Patrona

By patrona

High Society

A little bit of synchronicity this morning, my day yesterday was taken up with travel, from home to Girona, train to Barcelona, further train to Barcelona Prat airport, Ryan Air to Edinburgh, taxi to home.

The crane is viewed from Girona Train Station, it is involved in putting in the final cosmetic features of the AVI or TVE or TVI or whatever acronym they are using this week. This is the high speed train line that will be capable of whisking us from home to Paris in just over five hours, if you are desperate to go to Paris, which I am not, having a healthy disdain for the French on their own turf, or anyone else's for that matter. (The guy that owns the cafe in Ceret is an honourable exception, his quiche is wonderful)

In theory I could take the train from Figueres, 30 k, away from home and be in London in six or seven hours and in Scotland three days after that since they have seen fit to restrict the high speed train in Britain to terminate somewhere about Finchley, I believe. That might be preferable to the plane, since I presume on the train one can draw the blinds down to avoid having to watch Frenchmen eating garlic and making love or the French women having their biennial body wax. Or Sarkozy doing all three simultaneously whilst bribing the electorate from a soap box. The French as is well known do not use soap, at least not in any recognised Christian way.

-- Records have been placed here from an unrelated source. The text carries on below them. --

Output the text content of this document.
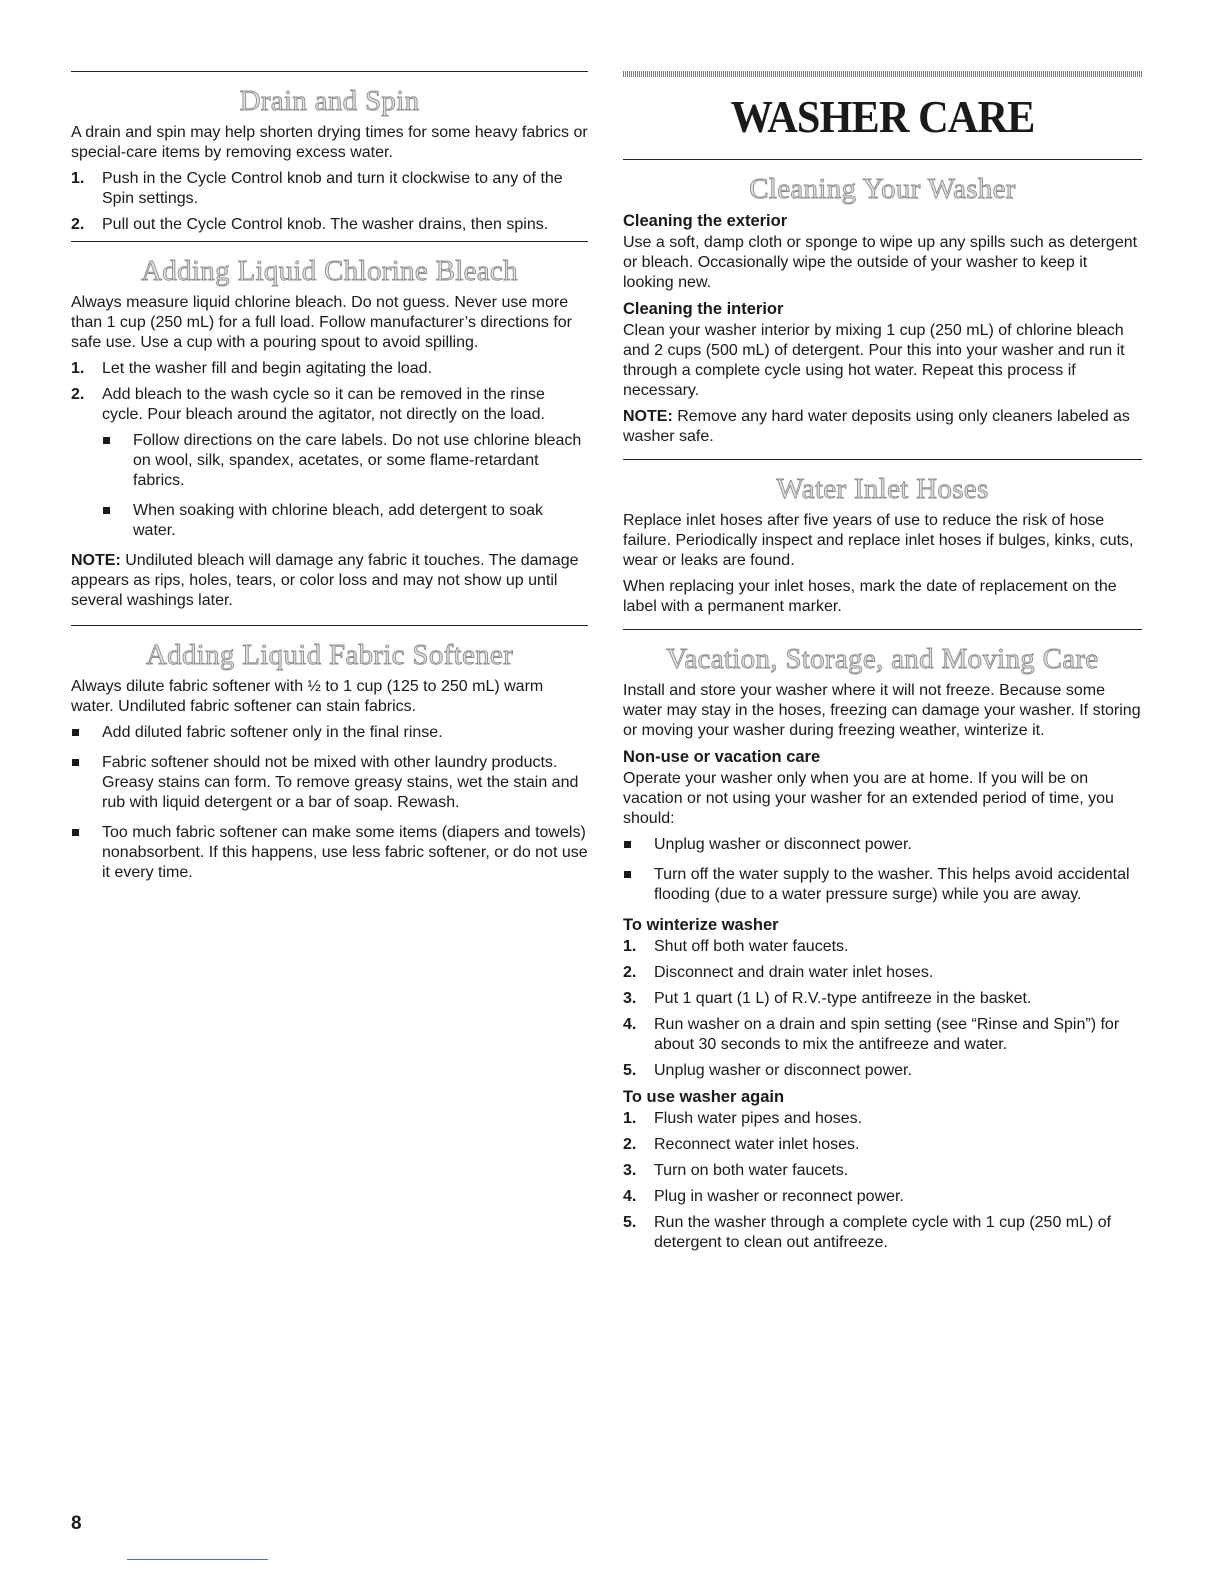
Drain and Spin

A drain and spin may help shorten drying times for some heavy fabrics or special-care items by removing excess water.

1. Push in the Cycle Control knob and turn it clockwise to any of the Spin settings.
2. Pull out the Cycle Control knob. The washer drains, then spins.
Adding Liquid Chlorine Bleach

Always measure liquid chlorine bleach. Do not guess. Never use more than 1 cup (250 mL) for a full load. Follow manufacturer’s directions for safe use. Use a cup with a pouring spout to avoid spilling.

1. Let the washer fill and begin agitating the load.
2. Add bleach to the wash cycle so it can be removed in the rinse cycle. Pour bleach around the agitator, not directly on the load.
Follow directions on the care labels. Do not use chlorine bleach on wool, silk, spandex, acetates, or some flame-retardant fabrics.
When soaking with chlorine bleach, add detergent to soak water.

NOTE: Undiluted bleach will damage any fabric it touches. The damage appears as rips, holes, tears, or color loss and may not show up until several washings later.

Adding Liquid Fabric Softener

Always dilute fabric softener with ½ to 1 cup (125 to 250 mL) warm water. Undiluted fabric softener can stain fabrics.

Add diluted fabric softener only in the final rinse.
Fabric softener should not be mixed with other laundry products. Greasy stains can form. To remove greasy stains, wet the stain and rub with liquid detergent or a bar of soap. Rewash.
Too much fabric softener can make some items (diapers and towels) nonabsorbent. If this happens, use less fabric softener, or do not use it every time.
WASHER CARE
Cleaning Your Washer
Cleaning the exterior

Use a soft, damp cloth or sponge to wipe up any spills such as detergent or bleach. Occasionally wipe the outside of your washer to keep it looking new.

Cleaning the interior

Clean your washer interior by mixing 1 cup (250 mL) of chlorine bleach and 2 cups (500 mL) of detergent. Pour this into your washer and run it through a complete cycle using hot water. Repeat this process if necessary.

NOTE: Remove any hard water deposits using only cleaners labeled as washer safe.

Water Inlet Hoses

Replace inlet hoses after five years of use to reduce the risk of hose failure. Periodically inspect and replace inlet hoses if bulges, kinks, cuts, wear or leaks are found.

When replacing your inlet hoses, mark the date of replacement on the label with a permanent marker.

Vacation, Storage, and Moving Care

Install and store your washer where it will not freeze. Because some water may stay in the hoses, freezing can damage your washer. If storing or moving your washer during freezing weather, winterize it.

Non-use or vacation care

Operate your washer only when you are at home. If you will be on vacation or not using your washer for an extended period of time, you should:

Unplug washer or disconnect power.
Turn off the water supply to the washer. This helps avoid accidental flooding (due to a water pressure surge) while you are away.
To winterize washer
1. Shut off both water faucets.
2. Disconnect and drain water inlet hoses.
3. Put 1 quart (1 L) of R.V.-type antifreeze in the basket.
4. Run washer on a drain and spin setting (see “Rinse and Spin”) for about 30 seconds to mix the antifreeze and water.
5. Unplug washer or disconnect power.
To use washer again
1. Flush water pipes and hoses.
2. Reconnect water inlet hoses.
3. Turn on both water faucets.
4. Plug in washer or reconnect power.
5. Run the washer through a complete cycle with 1 cup (250 mL) of detergent to clean out antifreeze.
8
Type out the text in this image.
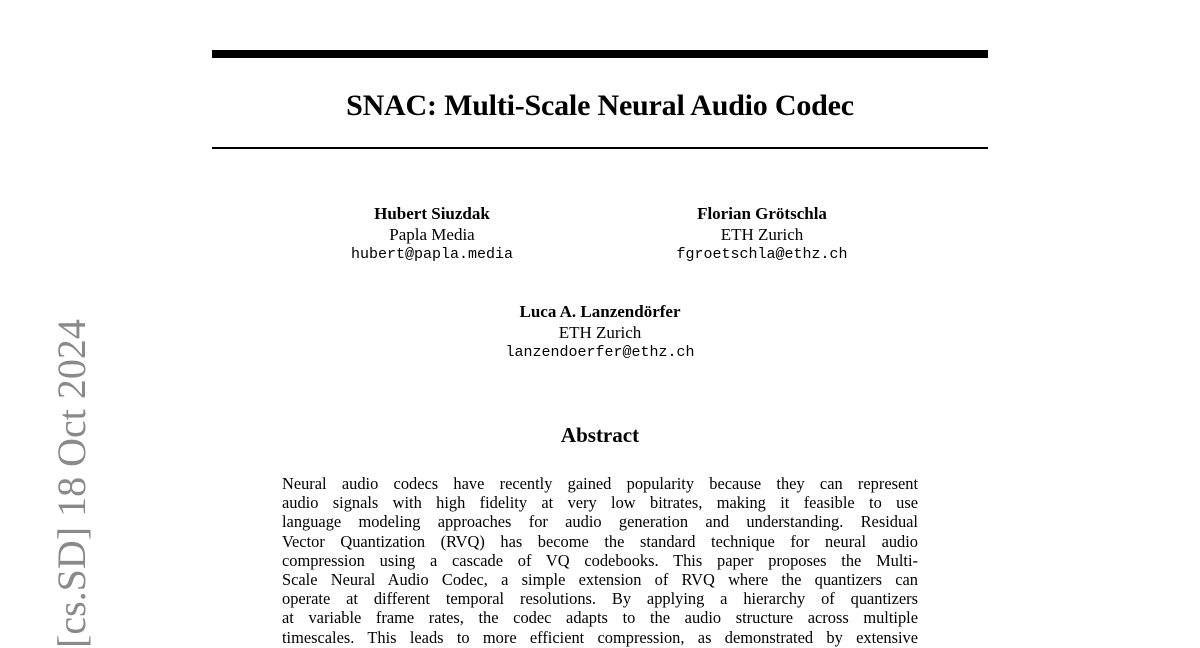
[cs.SD] 18 Oct 2024
SNAC: Multi-Scale Neural Audio Codec
Hubert Siuzdak
Papla Media
hubert@papla.media
Florian Grötschla
ETH Zurich
fgroetschla@ethz.ch
Luca A. Lanzendörfer
ETH Zurich
lanzendoerfer@ethz.ch
Abstract
Neural audio codecs have recently gained popularity because they can represent
audio signals with high fidelity at very low bitrates, making it feasible to use
language modeling approaches for audio generation and understanding. Residual
Vector Quantization (RVQ) has become the standard technique for neural audio
compression using a cascade of VQ codebooks. This paper proposes the Multi-
Scale Neural Audio Codec, a simple extension of RVQ where the quantizers can
operate at different temporal resolutions. By applying a hierarchy of quantizers
at variable frame rates, the codec adapts to the audio structure across multiple
timescales. This leads to more efficient compression, as demonstrated by extensive
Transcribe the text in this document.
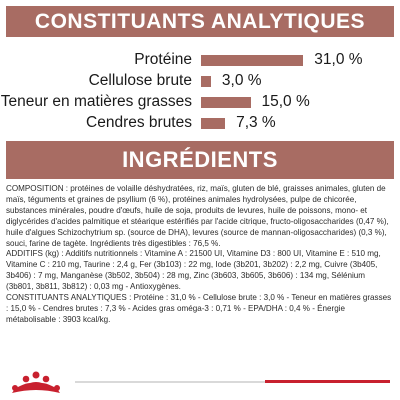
CONSTITUANTS ANALYTIQUES
Protéine	31,0 %
Cellulose brute 3,0 %
Teneur en matières grasses	15,0 %
Cendres brutes	7,3 %
INGRÉDIENTS

COMPOSITION : protéines de volaille déshydratées, riz, maïs, gluten de blé, graisses animales, gluten de maïs, téguments et graines de psyllium (6 %), protéines animales hydrolysées, pulpe de chicorée, substances minérales, poudre d'œufs, huile de soja, produits de levures, huile de poissons, mono- et diglycérides d'acides palmitique et stéarique estérifiés par l'acide citrique, fructo-oligosaccharides (0,47 %), huile d'algues Schizochytrium sp. (source de DHA), levures (source de mannan-oligosaccharides) (0,3 %), souci, farine de tagète. Ingrédients très digestibles : 76,5 %.

ADDITIFS (kg) : Additifs nutritionnels : Vitamine A : 21500 UI, Vitamine D3 : 800 UI, Vitamine E : 510 mg, Vitamine C : 210 mg, Taurine : 2,4 g, Fer (3b103) : 22 mg, Iode (3b201, 3b202) : 2,2 mg, Cuivre (3b405, 3b406) : 7 mg, Manganèse (3b502, 3b504) : 28 mg, Zinc (3b603, 3b605, 3b606) : 134 mg, Sélénium (3b801, 3b811, 3b812) : 0,03 mg - Antioxygènes.

CONSTITUANTS ANALYTIQUES : Protéine : 31,0 % - Cellulose brute : 3,0 % - Teneur en matières grasses : 15,0 % - Cendres brutes : 7,3 % - Acides gras oméga-3 : 0,71 % - EPA/DHA : 0,4 % - Énergie métabolisable : 3903 kcal/kg.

And so to Edinburgh, where my chosen form of transport is still in the doldrums, the ETP or Eventual Tram project is ever my favourite way of amusing taxi drivers on the 10 minute ride from Edinburgh Airport to home. (They love me as a fare, they have been waiting for perhaps four hours to reach the head of the line, and I bound into their cab, ask them to convey me three miles, and wind them up about the trams) If you want a ten minute crash course in ancient Celtic profanities then suggesting that taxis may have to lower their exorbitant fees to compete with the trams is a quick, easy and fun way to achieve elucidation. I warn you to time it correctly though, as being dumped on the fringes of the city bypass with suitcase and duty free and your birthright being proclaimed on a (very) wet Sunday night is unlikely to make The Edinburgh edition of "101 ways to amuse yourself in Plaid land."

So that crane in Girona has a lot to answer for, it did start my brain going though, and yes, thank you, I did arrive safely!